AVA DUVERNAY: Martin le Grand

Après un carton aux États-Unis, « Selma », le biopic consacré à Martin Luther King, arrive dans nos salles. L’occasion de se remémorer le combat mené par un homme imprégné de religion et de pacifisme.

Martin Luther King pouvait aussi se prévaloir de soutiens dans la communauté blanche.

« Selma » ouvre sur un point d’orgue. En 1964, le docteur Martin Luther King reçoit le prix Nobel de la paix. Mais cet anoblissement ne change rien au fait que, chez lui, loin de la paisible Norvège, le ségrégationnisme fait toujours rage, surtout dans les États du Sud, où le Ku Klux Klan est solidement implanté. Peu avant de recevoir ce prix, King a vécu une de ses plus grandes déceptions : le désormais fameux « 16th Street Baptist Church bombing » à Birmingham en Alabama, qui coûta la vie à quatre fillettes noires fin 1963, juste après qu’il eut mené une de ses campagnes antiracistes dans cette ville. Logique donc que, une fois retourné aux États-Unis, il concentre ses efforts sur l’Alabama. Cette fois, le déploiement de militant-e-s se déroule sur fond d’élections. Alors que la loi oblige les comtés à enregistrer l’inscription sur les listes électorales de toute personne, les Noirs se voient toujours refuser l’accès au vote par une administration forcément raciste. Et le fait que le gouverneur George Wallace, qui veut se faire réélire, soit un ségrégationniste convaincu n’arrange pas les choses.

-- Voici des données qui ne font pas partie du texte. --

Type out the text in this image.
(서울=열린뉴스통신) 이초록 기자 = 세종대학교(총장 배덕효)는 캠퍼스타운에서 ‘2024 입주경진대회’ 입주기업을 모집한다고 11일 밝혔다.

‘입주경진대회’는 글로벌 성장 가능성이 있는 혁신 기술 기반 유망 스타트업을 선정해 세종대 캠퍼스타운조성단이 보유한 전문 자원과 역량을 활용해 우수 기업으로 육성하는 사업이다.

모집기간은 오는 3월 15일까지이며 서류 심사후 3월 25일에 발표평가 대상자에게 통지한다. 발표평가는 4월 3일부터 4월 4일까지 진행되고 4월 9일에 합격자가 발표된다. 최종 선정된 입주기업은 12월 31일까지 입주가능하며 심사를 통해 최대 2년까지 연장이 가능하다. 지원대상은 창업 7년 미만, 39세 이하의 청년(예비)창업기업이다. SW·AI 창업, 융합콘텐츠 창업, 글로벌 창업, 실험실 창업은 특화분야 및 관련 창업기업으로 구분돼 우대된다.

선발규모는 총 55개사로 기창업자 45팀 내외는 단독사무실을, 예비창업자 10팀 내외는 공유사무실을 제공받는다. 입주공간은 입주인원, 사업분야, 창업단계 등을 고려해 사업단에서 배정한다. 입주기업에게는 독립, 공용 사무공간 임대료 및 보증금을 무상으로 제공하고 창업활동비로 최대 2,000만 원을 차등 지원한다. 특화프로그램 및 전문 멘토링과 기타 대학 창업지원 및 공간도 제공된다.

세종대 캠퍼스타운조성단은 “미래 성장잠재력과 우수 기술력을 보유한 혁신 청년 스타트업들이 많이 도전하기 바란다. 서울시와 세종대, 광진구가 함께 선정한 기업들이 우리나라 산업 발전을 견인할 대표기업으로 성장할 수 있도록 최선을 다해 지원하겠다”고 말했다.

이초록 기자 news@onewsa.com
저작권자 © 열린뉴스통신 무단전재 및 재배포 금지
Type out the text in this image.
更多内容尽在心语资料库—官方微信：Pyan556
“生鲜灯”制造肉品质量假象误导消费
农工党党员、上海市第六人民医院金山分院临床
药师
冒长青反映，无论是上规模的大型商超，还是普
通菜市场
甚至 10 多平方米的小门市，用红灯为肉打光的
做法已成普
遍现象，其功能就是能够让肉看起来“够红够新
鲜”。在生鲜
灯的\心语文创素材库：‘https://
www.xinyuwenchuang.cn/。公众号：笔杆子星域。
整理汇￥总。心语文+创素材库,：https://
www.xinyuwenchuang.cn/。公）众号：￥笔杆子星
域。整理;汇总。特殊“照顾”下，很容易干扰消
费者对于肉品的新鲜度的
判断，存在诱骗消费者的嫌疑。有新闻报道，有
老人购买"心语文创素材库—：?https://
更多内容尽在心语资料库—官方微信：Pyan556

En parallèle, King multiplie les démarches auprès du président Lyndon B. Johnson. Celui-ci, débordé par la guerre au Vietnam, tente de freiner l’ardeur du charismatique leader par des paroles et des actes – notamment la mise sous surveillance par le FBI de toutes ses conversations. Le reste appartient à l’histoire : la marche sur Selma sera, après un épisode malheureux, un franc succès et le président cédera aux demandes de King d’abroger les pratiques discriminatoires dans le sud des États-Unis.

Un des grands apports du film est de ne pas être qu’un biopic sur Martin Luther King. En effet, on ne le voit ni grandir, ni même tenir son discours légendaire à Washington – celui qui commence par « I have a dream » – et, vers la fin, on n’indique que par une note de bas d’écran que King va se faire assassiner. À noter que la famille de King a interdit aux producteurs l’utilisation de citations.

Cette concentration sur les événements qui se déroulèrent à Selma a plusieurs avantages. Elle permet de présenter d’autres militants de haut rang du mouvement et leurs relations, parfois très conflictuelles, avec King ; comme Malcolm X qui, vers la fin de sa vie, a voulu se réconcilier avec le pasteur militant. Et elle met en scène la confrontation concrète entre un État fédéré et toute sa machinerie raciste – ses policiers, ses Klansmen et ses agriculteurs blancs appauvris – et un mouvement de base qui comporte aussi bien des militants noirs que des blancs. Si on y ajoute le fait que la réalisatrice Ava DuVernay fait osciller son film entre deux perspectives, l’une biographique et l’autre tirée directement des notes historiques du FBI, on obtient en principe une tranche d’histoire passionnante.

Certes, certains éléments de « Selma », comme la religiosité omniprésente, peuvent irriter un public européen ; mais au final le film est loin de l’hagiographie larmoyante et épique qu’on pouvait redouter en s’installant dans la salle. La seule chose qui manque, et qui aurait certainement pu aider à populariser encore plus le film, est un lien direct avec Ferguson et les autres villes où les Noirs américains sont toujours abattus sans grandes conséquences et traités comme des citoyens de seconde zone, une cinquantaine d’années après les événements de Selma. En ce sens, le combat mené par King et ses camarades est loin d’être terminé, même sous l’administration Obama.

À l’Utopolis Kirchberg, Ariston, Kursaal et Ciné Wasserhaus.